We arrived at the first school just down the road from the hotel to find some fellow mzungu’s! Lots of them in fact. Two Scandanavian teachers visiting for a week looking to form a link with the school, plus half a dozen Danish trainee teachers visiting the school for a month long placement; all were keen onlookers as we rocked up in our bus and unloaded cricket kit!
True to what we had been told, some of the children had good experience in cricket so we created a game of kwik cricket for some and a mixture of cricket drills for the other 100 or so children. The children’s English was good which made it a lot easier to communicate and explain each activity. It was also clear that ABC’s had been taught to the pupils of the school as they were quick to know the answers when questioned on HIV/AIDS. We departed the session and stopped for lunch in a local market village before heading too Ndeera Primary School for the afternoon session. We found this school a lot more challenging, the students were slightly older but the standard of English was considerably poorer meaning we were heavily reliant on our Kenyan volunteers working with us to explain drills and talk about ABC’s. The children were quite excitable and the large numbers made it one of the tougher sessions, and prompted us to coordinate a different approach to our sessions for the next day. We headed to Blue Post Hotel for dinner, in true Kenyan style the service wasn’t the quickest, but the general consensus was good food and we departed ready for bed looking forward to what would be played on our TV screens in the evening (the hotel decides which channels are played in all guests rooms!). To our disappointment it was a film called Trespass – which I would give a popcorn rating of 32/100, not worth the entrance fee.
Tuesday saw us awoken by El Nino! A massive rainstorm at about 3am which lasted over an hour. We felt that we would be playing the rain card for sure, but in true Kenyan style the area dried out quickly ready for our trip to the first school of the day Makuyu Primary School. The tactic of using simpler drills with the younger children plus having Swahili speakers on each station worked a treat and it was one of the best sessions of the trip so far. We commended the children to a delighted head mistress and she is keen to see us return.
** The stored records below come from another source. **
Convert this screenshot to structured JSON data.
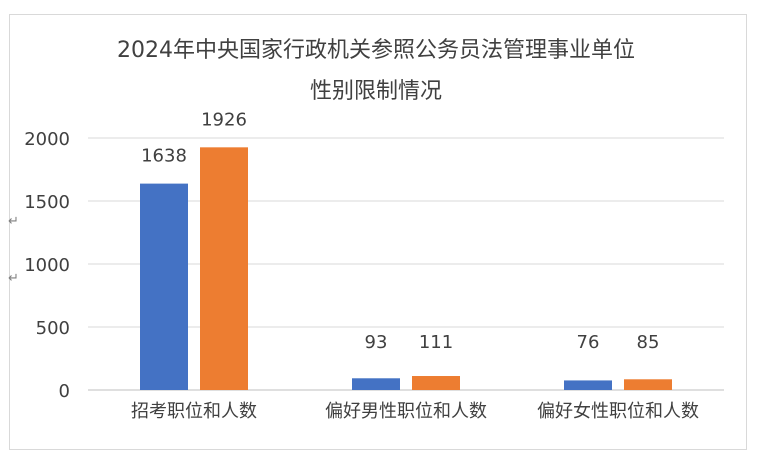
{
  "chart_data": {
    "type": "bar",
    "title_lines": [
      "2024年中央国家行政机关参照公务员法管理事业单位",
      "性别限制情况"
    ],
    "categories": [
      "招考职位和人数",
      "偏好男性职位和人数",
      "偏好女性职位和人数"
    ],
    "series": [
      {
        "values": [
          1638,
          93,
          76
        ],
        "color": "#4472c4"
      },
      {
        "values": [
          1926,
          111,
          85
        ],
        "color": "#ed7d31"
      }
    ],
    "yticks": [
      0,
      500,
      1000,
      1500,
      2000
    ],
    "ylim": [
      0,
      2000
    ],
    "grid": true,
    "legend": "none"
  }
}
After a break for lunch back at the Golden Palm Breeze where Colette arranged a Kenyan delicacy for some-chip butties!-we headed out to Makuyu Secondary School, which we visited last March. Sadly our bus broke down on the main road and we coasted to a service station where the diagnosis at first wasn’t good. A delay of 30 minutes saw some members of the team indulge in an impromptu game of “one hand, one bounce” on the petrol forecourt and it attracted a decent crowd. Anyway the patient made a speedy recovery (although needs further treatment later in the week) and we set up at the school and enjoyed another good session. It is encouraging to see that some children new to the school this year have a basic grasp of the game already. What was even better was the mature dialogue we were able to have with them about the need to be faithful and use condoms and the repercussions of not doing so (not just HIV/AIDS). The boys knew where they could obtain free condoms from and overall the maturity of the boys was encouraging.
Despite the overnight rain, it was a typically hot day today and over 500 kids were coached, so a weary group returned to the hotel and many promptly tried out the impressive pool at the rear of the site. Others had a well earned nap before dinner!
Two more schools tomorrow-about 6 hours of coaching and, we are warned, MANY kids (which could mean 300 or 600 who knows). Last year in this area we were greeted by 800 in one session so nothing will be a surprise.